Pan, a name occasionally employed for the genus containing the chimpanzee. Most authorities place the chimpanzee and the gorilla in the genus Anthropopithecus.

HylobatinÆ, the sub-family containing the gibbons.

PalÆopithecus, Dryopithecus, PalÆosimia, and Sivapithecus are extinct simians.

Pan vetus is the name suggested by Miller[1356] for the supposed chimpanzee whose jaw was found associated with the Piltdown cranium. He says "The Piltdown remains include parts of a brain-case showing fundamental characters not hitherto known except in members of the genus Homo, and a mandible, two molars, and an upper canine showing equally diagnostic features hitherto unknown, except in members of the genus Pan [Anthropopithecus]. On the evidence furnished by these characters the fossils must be supposed to represent either a single individual belonging to an otherwise unknown extinct genus (Eoanthropus) or to two individuals belonging to two now-existing families (HominidÆ and PongidÆ)." He argues that the jaw was actually that of a chimpanzee and that the cranium was that of a true man, whom he terms Homo Dawsoni. Gregory accepts this hypothesis. W. P. Pycraft[1357] has submitted Miller's data and conclusions to searching criticism and bases his deductions on far more ample material than that at the disposal of Miller. He says "That the Piltdown jaw does present many points of striking resemblance to that of the chimpanzee is beyond dispute. Dr Smith Woodward pointed out these resemblances long ago, in his original description of the jaw. But Mr Miller contends that because of these resemblances therefore it is the jaw of a chimpanzee" (loc. cit. p. 408). Pycraft points out that there is more variability in the jaws of chimpanzees than Miller was aware of, and that most of the features of the Piltdown jaw are well within the limits of human variation; in discussing the conformation of the inner surface of the body of the jaw he says "Between the two extremes seen in the jaws of chimpanzees every gradation will be found, but in no case would there be any possibility of confusing the Piltdown fragment, or any similar fragment of a modern human jaw, with similar fragments of chimpanzee jaws" (p. 407).

FOOTNOTES:

[1352] A. Keith, "On the Chimpanzees and their Relationship to the Gorilla," Proc. Zool. Soc. London, 1899, I. p. 296.
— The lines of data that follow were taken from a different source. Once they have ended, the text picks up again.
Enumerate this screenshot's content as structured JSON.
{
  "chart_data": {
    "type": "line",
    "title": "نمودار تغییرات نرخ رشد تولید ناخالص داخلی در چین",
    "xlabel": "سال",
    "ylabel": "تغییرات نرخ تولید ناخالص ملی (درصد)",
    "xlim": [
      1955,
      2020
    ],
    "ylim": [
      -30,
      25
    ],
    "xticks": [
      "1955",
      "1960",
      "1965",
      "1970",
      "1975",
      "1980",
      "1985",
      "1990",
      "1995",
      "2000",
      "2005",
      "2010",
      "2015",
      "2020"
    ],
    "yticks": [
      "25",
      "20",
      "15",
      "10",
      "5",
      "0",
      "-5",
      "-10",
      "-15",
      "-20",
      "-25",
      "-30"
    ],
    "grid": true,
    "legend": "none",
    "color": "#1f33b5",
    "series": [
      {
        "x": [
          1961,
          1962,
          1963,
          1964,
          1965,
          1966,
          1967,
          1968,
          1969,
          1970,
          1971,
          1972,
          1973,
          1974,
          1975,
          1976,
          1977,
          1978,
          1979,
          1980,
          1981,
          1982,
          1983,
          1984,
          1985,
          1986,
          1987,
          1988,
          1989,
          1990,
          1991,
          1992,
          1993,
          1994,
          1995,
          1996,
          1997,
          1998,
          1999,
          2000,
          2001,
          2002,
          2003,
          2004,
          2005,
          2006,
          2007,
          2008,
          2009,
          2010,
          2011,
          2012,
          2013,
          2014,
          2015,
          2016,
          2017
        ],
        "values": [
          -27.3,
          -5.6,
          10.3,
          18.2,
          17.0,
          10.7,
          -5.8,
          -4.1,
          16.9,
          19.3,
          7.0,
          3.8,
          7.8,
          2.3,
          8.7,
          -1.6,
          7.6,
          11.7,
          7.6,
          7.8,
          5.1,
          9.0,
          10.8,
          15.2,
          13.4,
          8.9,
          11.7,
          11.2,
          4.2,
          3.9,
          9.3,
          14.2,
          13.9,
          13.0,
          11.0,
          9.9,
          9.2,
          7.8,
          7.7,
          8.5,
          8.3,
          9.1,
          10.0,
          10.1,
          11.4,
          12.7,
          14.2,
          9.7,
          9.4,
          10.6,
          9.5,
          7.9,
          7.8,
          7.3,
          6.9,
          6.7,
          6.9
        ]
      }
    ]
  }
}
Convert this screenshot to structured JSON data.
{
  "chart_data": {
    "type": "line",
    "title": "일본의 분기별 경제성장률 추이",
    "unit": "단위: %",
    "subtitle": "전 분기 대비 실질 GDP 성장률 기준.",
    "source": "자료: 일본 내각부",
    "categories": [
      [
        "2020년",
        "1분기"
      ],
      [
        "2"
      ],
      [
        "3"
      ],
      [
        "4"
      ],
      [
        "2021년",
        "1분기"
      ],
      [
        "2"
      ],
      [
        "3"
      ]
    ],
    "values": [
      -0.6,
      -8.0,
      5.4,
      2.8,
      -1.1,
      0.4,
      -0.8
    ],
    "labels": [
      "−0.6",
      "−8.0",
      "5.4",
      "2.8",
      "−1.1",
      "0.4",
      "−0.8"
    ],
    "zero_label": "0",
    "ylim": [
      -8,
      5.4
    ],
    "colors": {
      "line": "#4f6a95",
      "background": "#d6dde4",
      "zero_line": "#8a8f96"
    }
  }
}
[1353] Science, Vol. XLII. Dec. 10, 1915, p. 843.

[1354] A. H. Keane, Ethnology, 1901, p. 111.

[1355] W. D. Matthew, "Climate and Evolution," Ann. New York Acad. Sci. XXIV. 1915, pp. 210, 214.

[1356] Gerrit S. Miller, "The Jaw of Piltdown Man," Smithsonian Misc. Coll. Vol. 65, No. 12, 1915.

[1357] "The Jaw of the Piltdown Man, a Reply to Mr Gerrit S. Miller," Science Progress, No. 43, 1917, p. 389.